Minibases: Transitionary Use of Schema-validated XML Data Islands2003-03-25 :: Glenn Slayden
Q: How do I create, load, validate, and access XML data islands?
A: An XML data island is a fragment of well-formed (and perhaps valid) XML on an HTML page. It's very easy to create and access this data, although I found it quite difficult to accomplish validation against an XML schema. This was probably due more to the fact that I was learning about namespaces, schemas, and validation for the first time during this exercise, rather than any inherent difficulty with data islands. I can't be sure how difficult it would have been if I had been a schema definition expert.
For the purpose of this blurb, I'll be using the so-called W3C XML Schema 1.1* (May 2001). Note that this was (at the time of writing, 2003) the most modern schema definition mechanism, as opposed to the two other commonly used systems: DTD and a stillborn Microsoft device. There are numerous articles on the web which compare these three systems, and there are also several other fringe systems, but without going into too much detail, suffice it to say that the W3C XML Schema definition language is the most comprehensive and capable. An official overview of it is available in this primer
In the example case, a website contains pages in which a subset of a large database is displayed, but individual items within the subset may be used on the page many times. It may be possible to reduce the size of the page downloads through normalization—sending only a single copy of the data items (which I'll call the minibase), and then using a client-side script such as java to build the final page from the minibase. As a bonus, processing cycles are also distributed away from the server to the clients. Rather than spending time formatting HTML, the server now just analyzes the data dependencies for a particular page, removes duplicates from the list, and prepares the minibase, an XML data island containing just the data that the client will need to build the page.
Typically, the client-side script would not be subject to change as the minibase chages, so isolating that code as a <script> element with an external source would reduce download size even more.

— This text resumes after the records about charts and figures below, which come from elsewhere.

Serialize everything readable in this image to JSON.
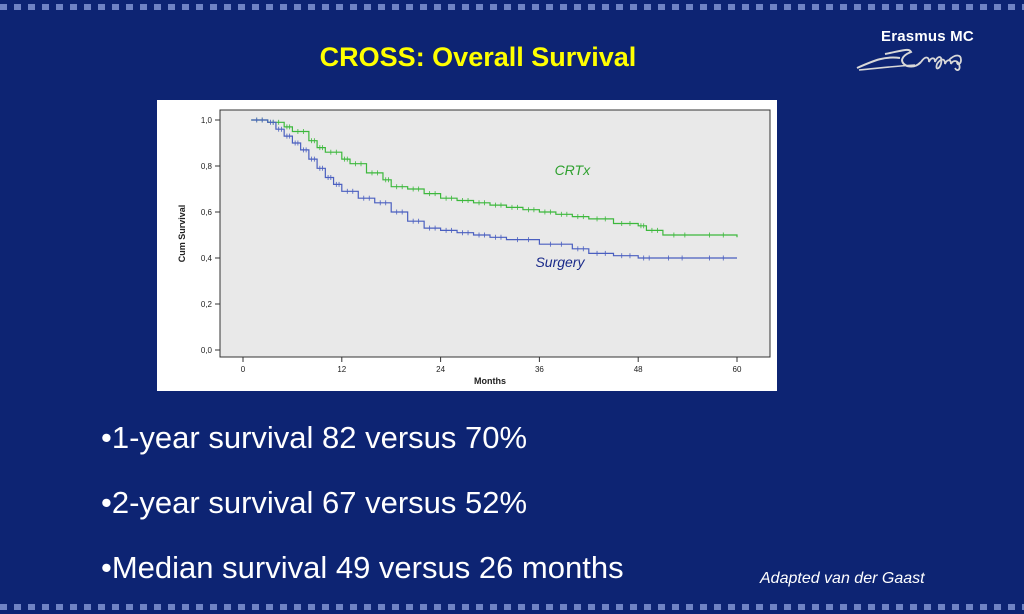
{
  "slide": {
    "title": "CROSS: Overall Survival",
    "logo_text": "Erasmus MC",
    "bullets": [
      "•1-year survival 82 versus 70%",
      "•2-year survival 67 versus 52%",
      "•Median survival 49 versus 26 months"
    ],
    "credit": "Adapted van der Gaast"
  },
  "colors": {
    "background": "#0d2473",
    "title": "#ffff00",
    "crtx": "#3cb83c",
    "surgery": "#4a5fc0"
  },
  "chart_data": {
    "type": "line",
    "ylabel": "Cum Survival",
    "xlabel": "Months",
    "xlim": [
      0,
      60
    ],
    "ylim": [
      0,
      1
    ],
    "xticks": [
      "0",
      "12",
      "24",
      "36",
      "48",
      "60"
    ],
    "yticks": [
      "0,0",
      "0,2",
      "0,4",
      "0,6",
      "0,8",
      "1,0"
    ],
    "series": [
      {
        "name": "CRTx",
        "color": "#3cb83c",
        "x": [
          1,
          3,
          5,
          6,
          8,
          9,
          10,
          12,
          13,
          15,
          17,
          18,
          20,
          22,
          24,
          26,
          28,
          30,
          32,
          34,
          36,
          38,
          40,
          42,
          45,
          48,
          49,
          51,
          55,
          60
        ],
        "y": [
          1.0,
          0.99,
          0.97,
          0.95,
          0.91,
          0.88,
          0.86,
          0.83,
          0.81,
          0.77,
          0.74,
          0.71,
          0.7,
          0.68,
          0.66,
          0.65,
          0.64,
          0.63,
          0.62,
          0.61,
          0.6,
          0.59,
          0.58,
          0.57,
          0.55,
          0.54,
          0.52,
          0.5,
          0.5,
          0.49
        ]
      },
      {
        "name": "Surgery",
        "color": "#4a5fc0",
        "x": [
          1,
          3,
          4,
          5,
          6,
          7,
          8,
          9,
          10,
          11,
          12,
          14,
          16,
          18,
          20,
          22,
          24,
          26,
          28,
          30,
          32,
          36,
          40,
          42,
          45,
          48,
          50,
          55,
          60
        ],
        "y": [
          1.0,
          0.99,
          0.96,
          0.93,
          0.9,
          0.87,
          0.83,
          0.79,
          0.75,
          0.72,
          0.69,
          0.66,
          0.64,
          0.6,
          0.56,
          0.53,
          0.52,
          0.51,
          0.5,
          0.49,
          0.48,
          0.46,
          0.44,
          0.42,
          0.41,
          0.4,
          0.4,
          0.4,
          0.4
        ]
      }
    ],
    "annotations": [
      {
        "text": "CRTx",
        "series": "CRTx"
      },
      {
        "text": "Surgery",
        "series": "Surgery"
      }
    ]
  }
}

<!DOCTYPE HTML PUBLIC "-//W3C//DTD HTML 4.01//EN" "http://www.w3.org/TR/html4/strict.dtd"> <html><head> <BASE HREF="http://www.glennslayden.com/XML_data_islands.htm"> </head><body> <xml id="xroot"> <tl:minibase xmlns:xsi="http://www.w3.org/2001/XMLSchema-instance" xmlns:tl="urn:thai-language-schema" xsi:schemaLocation="urn:thai-language-schema http://www.thai-language.com/tl.xsd"> <te teid='12345'> <thai>เก่า</thai> <xlit>khaao<span class=tt>F</span></xlit> <xid>333333</xid> </te> <te teid='555333'> <thai>เก่า</thai> <xlit>xxxyxx<span class=tt>F</span></xlit> <xid>444444</xid> </te> <te teid='556777'> <thai>เก่า</thai> <xlit>xxxyxx<span class=tt>F</span></xlit> <xid>1</xid> </te> </tl:minibase>
<xsd:schema xmlns:xsd="http://www.w3.org/2001/XMLSchema" xmlns:tl="urn:thai-language-schema" targetNamespace="urn:thai-language-schema"> <xsd:element name="minibase"> <xsd:complexType> <xsd:choice maxOccurs="unbounded"> <xsd:element name="te"> <xsd:complexType> <xsd:sequence> <xsd:element name="thai"/> <xsd:element name="xlit"/> <xsd:element name="xid"/> </xsd:sequence> <xsd:attribute name="teid" type="xsd:unsignedInt" use="required"/> </xsd:complexType> </xsd:element> </xsd:choice> </xsd:complexType> </xsd:element> </xsd:schema>I strongly suggest that you run your schema through a schema validator such as W3C's, and fix all the problems before attempting to use MSXML/XMLDOM to try to validate XML against it.
Notice that the attribute 'teid' is defined as an unsigned integer, one of the W3C XML primitive datatypes. This means that in the XPath statement of selectSingleNode, we don't have to put quotes around the number we're looking for. However, even though it's a numeric value, it must have quotes in the XML data island, since XML requires all attribute values to be quoted.
We can be sure that validation against the schema is actually occurring by changing one of those numeric values for teid in the data island to a non-numeric value, say by inserting an 'x' into the middle of the number. When you refresh the HTML page, you should get an error that the validation failed because of a type problem.
One maddening aspect of developing this code was that validation against the schema appears to be finicky and fragile. If the XML processor doesn't like the slightest thing about your namespaces and the "hook-up" between the data and the schema, it will not perform the validation, and the parse error will report success. The only way I found to make sure that the validation is actually happening is to "break" it, as described in the previous paragraph, and see if the error is reported.